El silencio se adueñó de nuevo de la noche, del pino, de los bancos y los afiches. Incluso el viento parecía expectante frente a la pregunta, frente a la posible respuesta.Como cacheteada por una palma inesperada, Marina miró a Antonia. No la había visto llegar y al reconcerla -finalmente, frente a frente- no pudo hacer menos que sonreir perpleja.
- Sí, sí, disculpame, estaba en otra. Tomá.

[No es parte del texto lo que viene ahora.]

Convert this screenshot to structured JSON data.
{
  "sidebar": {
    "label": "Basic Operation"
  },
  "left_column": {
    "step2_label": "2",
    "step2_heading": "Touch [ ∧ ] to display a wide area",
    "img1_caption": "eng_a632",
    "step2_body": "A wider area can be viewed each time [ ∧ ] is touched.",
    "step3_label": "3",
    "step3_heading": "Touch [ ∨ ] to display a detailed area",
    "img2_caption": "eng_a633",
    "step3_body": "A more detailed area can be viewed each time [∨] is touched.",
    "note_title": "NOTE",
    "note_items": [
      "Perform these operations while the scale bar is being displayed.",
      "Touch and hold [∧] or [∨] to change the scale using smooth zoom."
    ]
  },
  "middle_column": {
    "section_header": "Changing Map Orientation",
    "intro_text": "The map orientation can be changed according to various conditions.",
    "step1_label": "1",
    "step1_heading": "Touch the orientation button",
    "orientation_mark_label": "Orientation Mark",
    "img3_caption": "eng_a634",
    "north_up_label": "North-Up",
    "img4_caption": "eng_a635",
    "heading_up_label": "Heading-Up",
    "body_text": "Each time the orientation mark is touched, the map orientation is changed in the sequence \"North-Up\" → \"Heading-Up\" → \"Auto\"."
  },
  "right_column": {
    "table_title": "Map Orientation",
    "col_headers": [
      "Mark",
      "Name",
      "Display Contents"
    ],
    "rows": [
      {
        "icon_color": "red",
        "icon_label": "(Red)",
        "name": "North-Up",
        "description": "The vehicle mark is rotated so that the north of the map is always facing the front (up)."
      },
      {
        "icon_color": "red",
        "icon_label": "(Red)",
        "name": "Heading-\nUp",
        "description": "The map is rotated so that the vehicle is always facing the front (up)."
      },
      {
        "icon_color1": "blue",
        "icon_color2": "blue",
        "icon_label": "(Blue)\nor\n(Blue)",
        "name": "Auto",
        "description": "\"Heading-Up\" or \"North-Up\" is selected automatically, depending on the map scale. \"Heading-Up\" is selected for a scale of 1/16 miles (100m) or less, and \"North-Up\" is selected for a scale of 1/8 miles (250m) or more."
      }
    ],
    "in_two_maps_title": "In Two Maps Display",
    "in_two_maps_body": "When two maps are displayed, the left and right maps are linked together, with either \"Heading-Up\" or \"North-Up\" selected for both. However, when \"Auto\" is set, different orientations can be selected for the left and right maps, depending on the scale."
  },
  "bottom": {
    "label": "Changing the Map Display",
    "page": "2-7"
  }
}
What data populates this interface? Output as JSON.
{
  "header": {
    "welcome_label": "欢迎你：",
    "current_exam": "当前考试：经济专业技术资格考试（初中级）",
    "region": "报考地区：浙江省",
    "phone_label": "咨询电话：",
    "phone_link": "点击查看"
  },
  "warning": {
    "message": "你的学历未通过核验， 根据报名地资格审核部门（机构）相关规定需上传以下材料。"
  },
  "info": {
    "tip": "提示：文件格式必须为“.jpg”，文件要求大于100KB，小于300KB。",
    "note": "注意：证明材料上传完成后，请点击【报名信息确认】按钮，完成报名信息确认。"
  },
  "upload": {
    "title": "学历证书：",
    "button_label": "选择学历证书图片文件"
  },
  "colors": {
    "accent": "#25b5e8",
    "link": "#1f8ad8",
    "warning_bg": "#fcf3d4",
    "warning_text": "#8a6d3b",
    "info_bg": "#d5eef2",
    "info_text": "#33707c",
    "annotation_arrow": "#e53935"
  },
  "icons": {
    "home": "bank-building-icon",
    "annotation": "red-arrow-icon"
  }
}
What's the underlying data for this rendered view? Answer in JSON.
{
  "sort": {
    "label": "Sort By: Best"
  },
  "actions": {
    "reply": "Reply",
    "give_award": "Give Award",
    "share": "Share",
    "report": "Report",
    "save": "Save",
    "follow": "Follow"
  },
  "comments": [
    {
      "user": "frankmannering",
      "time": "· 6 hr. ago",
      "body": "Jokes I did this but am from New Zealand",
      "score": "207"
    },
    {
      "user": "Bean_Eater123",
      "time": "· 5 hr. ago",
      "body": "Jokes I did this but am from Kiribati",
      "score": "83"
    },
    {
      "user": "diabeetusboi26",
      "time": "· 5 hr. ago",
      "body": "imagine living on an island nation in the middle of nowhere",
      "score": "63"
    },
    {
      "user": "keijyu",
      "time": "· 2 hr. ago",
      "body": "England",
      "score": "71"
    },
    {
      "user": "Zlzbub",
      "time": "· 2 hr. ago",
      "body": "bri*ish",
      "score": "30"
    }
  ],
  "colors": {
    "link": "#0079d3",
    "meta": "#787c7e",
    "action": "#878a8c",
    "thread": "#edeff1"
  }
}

Marina sacó del bolsillo de su bolso un encendedor púpura con brillos y lo acercó al cigarrillo de Antonia, a su boca. El fuego titilante iluminó cálidamente su nariz diminuta -como sus labios- y sus pomulos un tanto prominentes. Marina sintió en su sangre una irrefrenable sensación indefinible, y casi quema sus dedos al retirar el encendedor. Ambas fumaban en silencio y mirandose esporádicamente, como diciendose en silencio todo aquello con lo que no querían profanar la quietud azul del cielo. Hablar, reconocerse, declarar que sabían las dos que la otra sabía lo que ambas sabían hubiera sido declarar una derrota bilateral instantaneamente. No, no podían asumirlo, no debían, hasta el final. Pero ¿cuál era el final, qué era el final, si siempre habían esperado ese encuentro para cambiar la rutina tramposa y espía que llevaban desde hacía meses?.Mientras el humo poco a poco se agotaba, la situación seguía sin cambiar entre ellas. Las fichas no avanzaban. La caja de cigarrillos de Antonela repentinamente quiso huír de su bolsillo y se estampó contra el suelo de baldosones grises. Inmediatamente las dos se agacharon para levantarla y los dedos finos se superpusieron momentaneamente. Durante un fragmento de segundo las manos quisieron tomarse para luego decretar sin palabras que lo mejor era manerlas separadas, y al volver a sentarse las dos debieron mirarse inevitablemente.El viento revoloteaba los cabellos de ambas, y el fuego que alguna vez había encendido sus cigarrillos ahora parecía encender sus rostros. Casi como un acto reflejo, la mano derecha de Antonia se posó en una de las rodillas de Marina, y ella, sabiendo lo que sabía y vislumbrando que ahora Antonia también había descubierto su parte del secreto, rozó con el anverso de su mano una mejilla de Antonia, para pasar luego fugazmente por sobre sus labios. Cuando las miradas pudieron cruzarse y sostenerse, las manos decidieron entrelazarse. Poco a poco el aire se volvía más ansioso, y la distancia, menor. Cuando el resultado parecía obvio, por fin la voz, las preguntas, afloraron de las gargantas:- ¿Lo querés? Susurró Marina saldando una herida pasada propia, una futura ajena.
- Sí, claro, pero vos...
- Yo, yo. No, no repitas las historias. Vos no seas yo.
Antonia sonrió y acomodó el pelo de Marina. Sonrió de nuevo, con su boca rozó sus labios, caminó hacia la puerta, saludó con la mano y se alejó dando por empatado el juego, sintiendo que un terror -ese repetido, ese apropiado- había sido asesinado.